ALTON’S Allen Gallery and Curtis Museum look set to undergo another period of change this year as part of a “long-term journey of development” by Hampshire Cultural Trust, aimed at “combining effective delivery and future financial resilience”.

Achieved through change and modernisation to the charity’s organisational structure, the process will involve replacing the “current arrangement of central specialist subject curators and exhibition officers with cultural experience roles that will be responsible for curatorship and exhibitions”.

But it will result in an “overall 10 per cent reduction in head count”.

The news has triggered anger among some working in Hampshire’s already-depleted museum service, who have described Hampshire Cultural Trust’s proposals to lay off “the last of its technical, conservator and curatorial experts to save money” as “a callous pre-Christmas move that Ebenezer Scrooge would be proud of”.

In an anonymous whistle-blowing statement, thought to be from disgruntled members of Hampshire Cultural Trust, it was said: “The few remaining skilled museums-based staff are also being made redundant as new ‘cultural hubs’ are formed. More than a dozen jobs are being lost.”

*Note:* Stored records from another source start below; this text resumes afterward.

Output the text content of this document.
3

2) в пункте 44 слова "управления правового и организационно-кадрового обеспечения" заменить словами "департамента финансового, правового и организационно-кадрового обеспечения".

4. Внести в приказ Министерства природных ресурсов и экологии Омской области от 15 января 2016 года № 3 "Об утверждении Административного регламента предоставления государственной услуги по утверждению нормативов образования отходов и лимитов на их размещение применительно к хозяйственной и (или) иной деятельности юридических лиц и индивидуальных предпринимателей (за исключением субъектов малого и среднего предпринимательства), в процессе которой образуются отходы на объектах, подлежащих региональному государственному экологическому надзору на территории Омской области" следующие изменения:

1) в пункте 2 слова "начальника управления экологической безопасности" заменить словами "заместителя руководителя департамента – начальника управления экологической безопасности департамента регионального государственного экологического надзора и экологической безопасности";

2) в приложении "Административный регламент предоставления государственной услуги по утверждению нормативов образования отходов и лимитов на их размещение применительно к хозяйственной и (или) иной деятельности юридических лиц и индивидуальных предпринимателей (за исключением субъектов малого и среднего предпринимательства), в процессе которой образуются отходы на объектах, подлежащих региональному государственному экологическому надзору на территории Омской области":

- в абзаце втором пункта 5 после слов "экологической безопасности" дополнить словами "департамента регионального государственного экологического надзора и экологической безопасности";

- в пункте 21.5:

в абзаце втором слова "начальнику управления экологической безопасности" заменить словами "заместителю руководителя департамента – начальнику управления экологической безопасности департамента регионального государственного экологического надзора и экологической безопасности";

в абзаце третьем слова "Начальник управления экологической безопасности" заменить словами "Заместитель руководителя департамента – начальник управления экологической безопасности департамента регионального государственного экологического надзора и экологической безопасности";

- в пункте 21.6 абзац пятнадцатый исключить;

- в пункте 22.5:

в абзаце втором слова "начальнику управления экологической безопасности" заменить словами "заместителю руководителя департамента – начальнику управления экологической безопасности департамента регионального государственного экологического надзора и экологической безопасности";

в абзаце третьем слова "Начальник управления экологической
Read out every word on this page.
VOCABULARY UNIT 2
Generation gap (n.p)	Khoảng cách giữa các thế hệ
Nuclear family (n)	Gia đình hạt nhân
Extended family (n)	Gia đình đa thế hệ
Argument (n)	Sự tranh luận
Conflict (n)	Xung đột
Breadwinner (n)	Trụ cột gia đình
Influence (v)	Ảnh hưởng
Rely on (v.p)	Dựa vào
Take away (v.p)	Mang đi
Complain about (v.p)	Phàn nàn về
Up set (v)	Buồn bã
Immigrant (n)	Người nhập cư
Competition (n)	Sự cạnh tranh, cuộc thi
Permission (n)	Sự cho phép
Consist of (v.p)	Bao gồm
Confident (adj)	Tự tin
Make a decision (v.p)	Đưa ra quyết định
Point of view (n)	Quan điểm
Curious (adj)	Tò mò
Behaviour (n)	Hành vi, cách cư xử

And the whistleblower added: “This is the third major staff cutback since Hampshire Cultural Trust became custodians of the well-respected Hampshire County Council Museum Service in 2014. Since then the senior management team has consistently failed to appreciate the local and national importance of the vast collections held at the Hampshire Cultural Trust headquarters at Chilcomb House (Winchester) and displayed at the 18 museums they supply. A mismanaged programme of converting museums into coffee houses and trinket shops run purely by well-meaning volunteers has continued unabated. The situation is so untenable staff and trustees are resigning before this latest round of damaging cuts take place.”

Of the loss of staff mentioned in the statement, now issued by the Trust, the objectors point out: “It glosses over the fact this amounts to more than 150 years of experience.”

With just one co-ordinator in charge of some 400 volunteers, objectors fear that many of those folk who work on the collections will walk away.

“In 2018, all Hampshire Cultural Trust collections will be mothballed forever, there will be no in-house expertise, nothing will be restored, nothing will be preserved, nothing new will go on display, there will be no-one to deal with hundreds of public and peer group enquiries each year,” the whistleblower said.

But Hampshire Cultural Trust has refuted the claims.

Set up as an independent charity in 2014 to deliver a “dynamic and efficient cultural offer for people in a way that provides effective value for money”, in the first three years the Trust has, it says, refurbished two museums and self-curated exhibitions that have attracted local, national and international visitors.

Now, with the planned reduction in local authority grant funding, pressure is on to build on this early success while lowering the cost base, by cutting staff, in a bid to build a sustainable future. As such, the focus over the next five years will be on “outcome-driven work streams” to include segmentation of the Trust portfolio into community venues such as Alton’s Allen Gallery and Curtis Museum which will focus on social impact work, designed to open up free access to arts and culture as part of a ‘better life chances’ programme, and venues such a Milestones in Basingstoke which charge and are more suited to delivering a visitor experience to support the financial resilience of the service as a whole.

In order to keep drawing on the two-and-a-half million items in Hampshire’s “crucially important resource” to develop cultural experiences across its local venues, Hampshire Cultural Trust is determined to continue making improvements to the stewardships of these collections by “replacing its current arrangement of central specialist subject curators and exhibition officers with cultural experience roles that will be responsible for curatorship and exhibitions within each work stream”.

They will be supported by “a technical collections management, co-ordination and care team, which will continue to improve the care of these collections”.

This change is being delivered through a fitness for purpose organisational review which focuses more resources from central teams into delivering local benefit. As such, the aim is to increase the number of posts based in community venues, like the Curtis Museum and Allen Gallery which will now be supported by a dedicated community manager, and a new post of community cultural experience manager who will work across the Trust’s community museum venues to liaise with the central collections and exhibitions technical team. This post will support access to and development of collections relating to Alton.

According to Hampshire Cultural Trust, the Curtis Museum and Allen Gallery will also benefit from greater investment in digital and increased fundraising support for social impact programmes.

And a Trust spokesman added: “Hampshire Cultural Trust has a wonderful team of more than 400 volunteers who work across our venues and make things happen and we particularly recognise the exceptional contribution made by our volunteer team in Alton.”